What Giaimo hopes to push through is a procedural change in which the resolution passed in the spring also would direct key congressional committees to trim current spending to meet the just-passed targets.

The chairman also is trying to persuade the leadership to take drastic new action if the appropriations bills Congress passes this summer overstep the spending targets voted in the spring budget resolution.

He wants the speaker to sit on all the new money bills and not send them to the president for signature until the total is pared to the initial May spending target. Budget Committee parliamentarians say the move is legal.

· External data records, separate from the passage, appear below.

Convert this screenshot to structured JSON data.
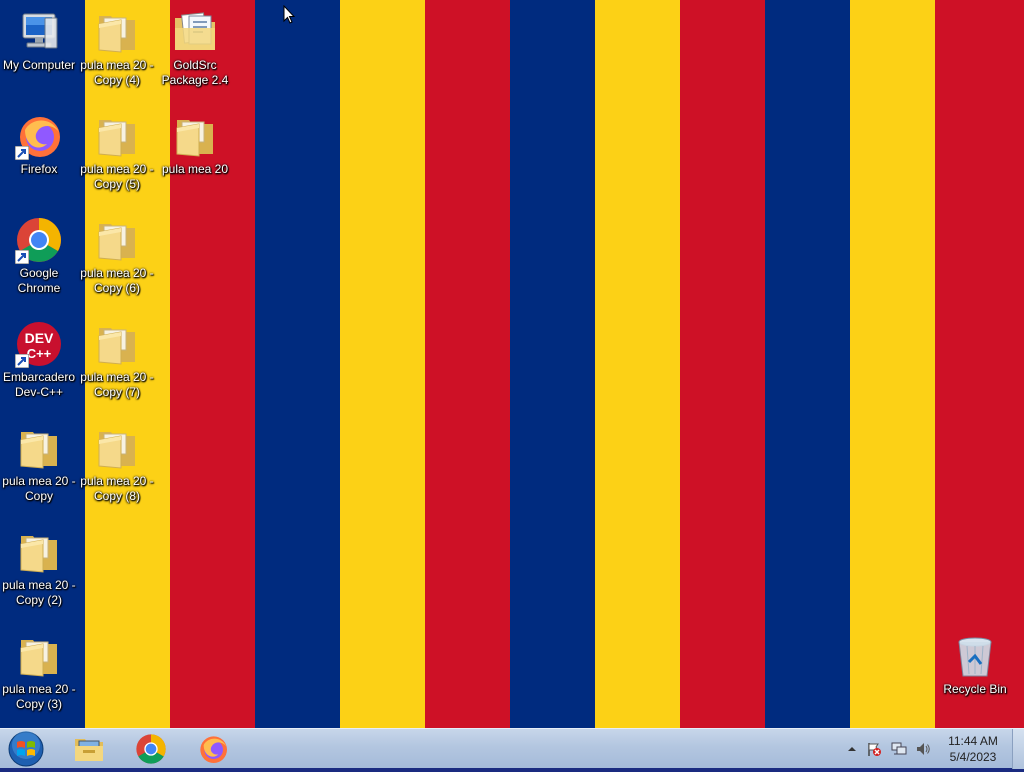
{
  "wallpaper": {
    "stripe_colors": [
      "#002b7f",
      "#fcd116",
      "#ce1126",
      "#002b7f",
      "#fcd116",
      "#ce1126",
      "#002b7f",
      "#fcd116",
      "#ce1126",
      "#002b7f",
      "#fcd116",
      "#ce1126"
    ]
  },
  "desktop_icons": [
    {
      "id": "my-computer",
      "label": "My Computer",
      "icon": "computer-icon"
    },
    {
      "id": "firefox",
      "label": "Firefox",
      "icon": "firefox-icon"
    },
    {
      "id": "google-chrome",
      "label": "Google Chrome",
      "icon": "chrome-icon"
    },
    {
      "id": "dev-cpp",
      "label": "Embarcadero Dev-C++",
      "icon": "devcpp-icon"
    },
    {
      "id": "folder-copy",
      "label": "pula mea 20 - Copy",
      "icon": "folder-icon"
    },
    {
      "id": "folder-copy-2",
      "label": "pula mea 20 - Copy (2)",
      "icon": "folder-icon"
    },
    {
      "id": "folder-copy-3",
      "label": "pula mea 20 - Copy (3)",
      "icon": "folder-icon"
    },
    {
      "id": "folder-copy-4",
      "label": "pula mea 20 - Copy (4)",
      "icon": "folder-icon"
    },
    {
      "id": "folder-copy-5",
      "label": "pula mea 20 - Copy (5)",
      "icon": "folder-icon"
    },
    {
      "id": "folder-copy-6",
      "label": "pula mea 20 - Copy (6)",
      "icon": "folder-icon"
    },
    {
      "id": "folder-copy-7",
      "label": "pula mea 20 - Copy (7)",
      "icon": "folder-icon"
    },
    {
      "id": "folder-copy-8",
      "label": "pula mea 20 - Copy (8)",
      "icon": "folder-icon"
    },
    {
      "id": "goldsrc-package",
      "label": "GoldSrc Package 2.4",
      "icon": "folder-with-files-icon"
    },
    {
      "id": "folder-main",
      "label": "pula mea 20",
      "icon": "folder-icon"
    },
    {
      "id": "recycle-bin",
      "label": "Recycle Bin",
      "icon": "recycle-bin-icon"
    }
  ],
  "taskbar": {
    "start": {
      "icon": "windows-start-orb-icon"
    },
    "pinned": [
      {
        "name": "file-explorer",
        "icon": "folder-library-icon"
      },
      {
        "name": "google-chrome",
        "icon": "chrome-icon"
      },
      {
        "name": "firefox",
        "icon": "firefox-icon"
      }
    ],
    "tray": {
      "icons": [
        "show-hidden-icons-chevron-icon",
        "action-center-flag-icon",
        "network-icon",
        "speaker-icon"
      ],
      "time": "11:44 AM",
      "date": "5/4/2023"
    }
  }
}
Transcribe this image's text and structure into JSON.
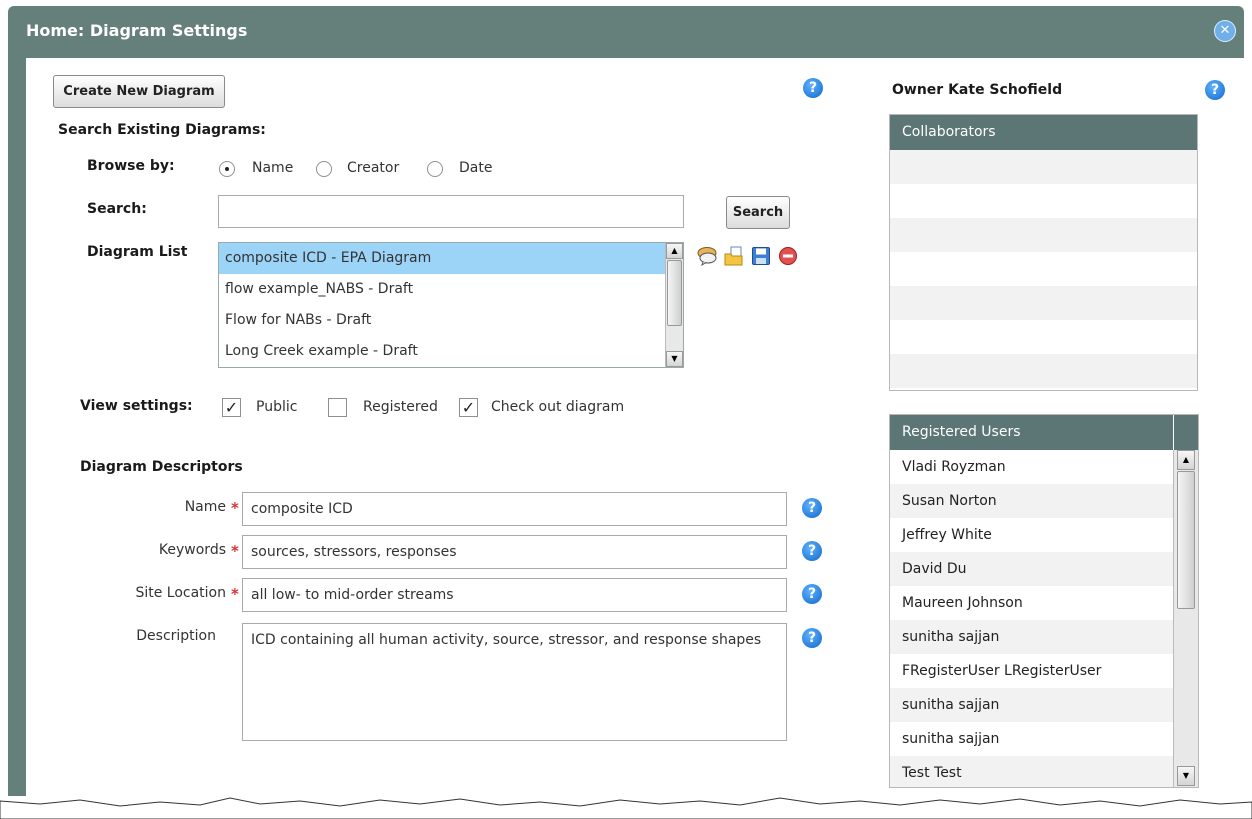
{
  "window": {
    "title": "Home: Diagram Settings",
    "close_symbol": "✕"
  },
  "colors": {
    "titlebar": "#657f7b",
    "selected_row": "#9cd4f8",
    "column_header": "#5b7674",
    "help": "#1a7bd6",
    "required": "#dd3333"
  },
  "toolbar": {
    "create_label": "Create New Diagram"
  },
  "search_section": {
    "heading": "Search Existing Diagrams:",
    "browse_label": "Browse by:",
    "browse_options": [
      "Name",
      "Creator",
      "Date"
    ],
    "browse_selected": "Name",
    "search_label": "Search:",
    "search_value": "",
    "search_button": "Search",
    "list_label": "Diagram List",
    "diagrams": [
      "composite ICD - EPA Diagram",
      "flow example_NABS - Draft",
      "Flow for NABs - Draft",
      "Long Creek example - Draft"
    ],
    "selected_diagram": "composite ICD - EPA Diagram",
    "tool_icons": [
      "chat-icon",
      "open-folder-icon",
      "save-icon",
      "delete-icon"
    ]
  },
  "view_settings": {
    "label": "View settings:",
    "options": [
      {
        "label": "Public",
        "checked": true
      },
      {
        "label": "Registered",
        "checked": false
      },
      {
        "label": "Check out diagram",
        "checked": true
      }
    ]
  },
  "descriptors": {
    "heading": "Diagram Descriptors",
    "required_mark": "*",
    "name_label": "Name",
    "name_value": "composite ICD",
    "keywords_label": "Keywords",
    "keywords_value": "sources, stressors, responses",
    "site_label": "Site Location",
    "site_value": "all low- to mid-order streams",
    "description_label": "Description",
    "description_value": "ICD containing all human activity, source, stressor, and response shapes"
  },
  "help_symbol": "?",
  "owner": {
    "label": "Owner",
    "name": "Kate Schofield"
  },
  "collaborators": {
    "header": "Collaborators",
    "items": []
  },
  "registered_users": {
    "header": "Registered Users",
    "items": [
      "Vladi Royzman",
      "Susan Norton",
      "Jeffrey White",
      "David Du",
      "Maureen Johnson",
      "sunitha sajjan",
      "FRegisterUser LRegisterUser",
      "sunitha sajjan",
      "sunitha sajjan",
      "Test Test"
    ]
  }
}
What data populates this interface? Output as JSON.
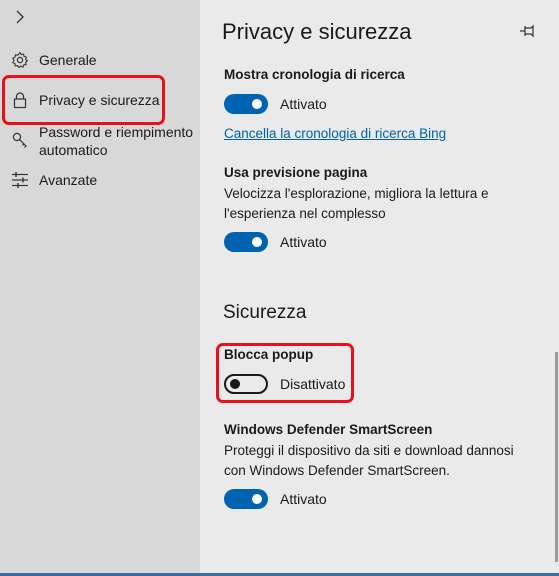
{
  "sidebar": {
    "items": [
      {
        "label": "Generale",
        "icon": "gear-icon"
      },
      {
        "label": "Privacy e sicurezza",
        "icon": "lock-icon",
        "selected": true
      },
      {
        "label": "Password e riempimento automatico",
        "icon": "key-icon"
      },
      {
        "label": "Avanzate",
        "icon": "sliders-icon"
      }
    ]
  },
  "main": {
    "title": "Privacy e sicurezza",
    "search_history": {
      "title": "Mostra cronologia di ricerca",
      "state": "Attivato",
      "enabled": true,
      "clear_link": "Cancella la cronologia di ricerca Bing"
    },
    "page_prediction": {
      "title": "Usa previsione pagina",
      "description": "Velocizza l'esplorazione, migliora la lettura e l'esperienza nel complesso",
      "state": "Attivato",
      "enabled": true
    },
    "security_section": {
      "title": "Sicurezza"
    },
    "block_popups": {
      "title": "Blocca popup",
      "state": "Disattivato",
      "enabled": false
    },
    "smartscreen": {
      "title": "Windows Defender SmartScreen",
      "description": "Proteggi il dispositivo da siti e download dannosi con Windows Defender SmartScreen.",
      "state": "Attivato",
      "enabled": true
    }
  },
  "colors": {
    "accent": "#0063b1",
    "highlight": "#e8101b",
    "sidebar_bg": "#d8d8d8",
    "content_bg": "#eaeaea"
  }
}
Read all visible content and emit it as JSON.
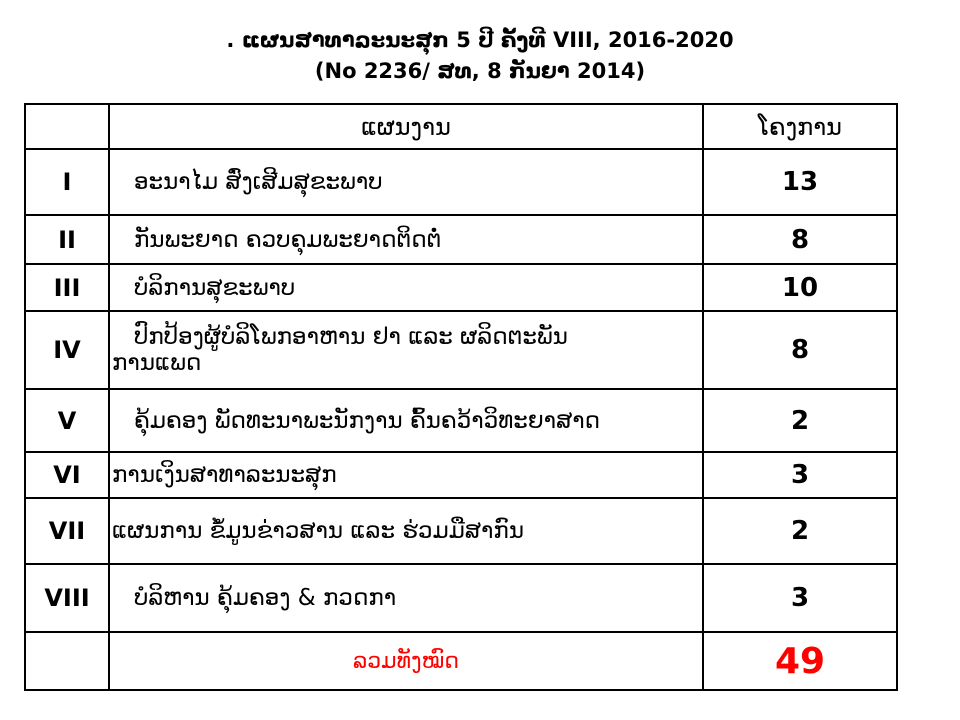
{
  "title": {
    "line1": ". ແຜນສາທາລະນະສຸກ 5 ປີ ຄັ້ງທີ VIII, 2016-2020",
    "line2": "(No 2236/ ສທ, 8 ກັນຍາ 2014)"
  },
  "table": {
    "headers": {
      "number": "",
      "plan": "ແຜນງານ",
      "projects": "ໂຄງການ"
    },
    "rows": [
      {
        "number": "I",
        "name": "ອະນາໄມ ສົ່ງເສີມສຸຂະພາບ",
        "projects": "13"
      },
      {
        "number": "II",
        "name": "ກັນພະຍາດ ຄວບຄຸມພະຍາດຕິດຕໍ່",
        "projects": "8"
      },
      {
        "number": "III",
        "name": "ບໍລິການສຸຂະພາບ",
        "projects": "10"
      },
      {
        "number": "IV",
        "name_line1": "ປົກປ້ອງຜູ້ບໍລິໂພກອາຫານ ຢາ ແລະ ຜລິດຕະພັນ",
        "name_line2": "ການແພດ",
        "projects": "8"
      },
      {
        "number": "V",
        "name": "ຄຸ້ມຄອງ ພັດທະນາພະນັກງານ ຄົ້ນຄວ້າວິທະຍາສາດ",
        "projects": "2"
      },
      {
        "number": "VI",
        "name": "ການເງິນສາທາລະນະສຸກ",
        "projects": "3"
      },
      {
        "number": "VII",
        "name": "ແຜນການ ຂໍ້ມູນຂ່າວສານ ແລະ ຮ່ວມມືສາກົນ",
        "projects": "2"
      },
      {
        "number": "VIII",
        "name": "ບໍລິຫານ ຄຸ້ມຄອງ & ກວດກາ",
        "projects": "3"
      }
    ],
    "total": {
      "label": "ລວມທັງໝົດ",
      "value": "49"
    }
  },
  "colors": {
    "text": "#000000",
    "total": "#ff0000",
    "border": "#000000",
    "background": "#ffffff"
  }
}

The Budget chairman also wants to take a stab at persuading the lawmakers to trim the cost-of-living increases granted in Social Security and other benefits, which currently are tied to the now-distorted consumer price index.

Although the step was rejected in last week's marathon House-Senate negotiating sessions, Giaimo believes it is important. "The fight has to be made, even if we lost it," he said. The change would save about $7 billion.

For now, Giaimo is determined to try to push Congress into balancing the budget despite the political pain and inevitable bloodletting that may occur, if only because he believes the situation demands it.

"There's a real crisis out there," Giaimo said of the current inflation scare.To those who raise fears that the cutbacks will produce a recession, he shrugs: "It is not written in stone that we always have to have good times."

Despite the past few weeks' budget-balancing fever, it's still not certain that Congress actually will go along with the president's plan. Skeptics point out that the lawmakers have rejected most of the proposed cuts before.

Still, the consensus is that if the cutbacks can be pushed through at all, this is the year to accomplish them, while publich pressure for the reductions is strong. Giaimo almost certainly will face his toughest test.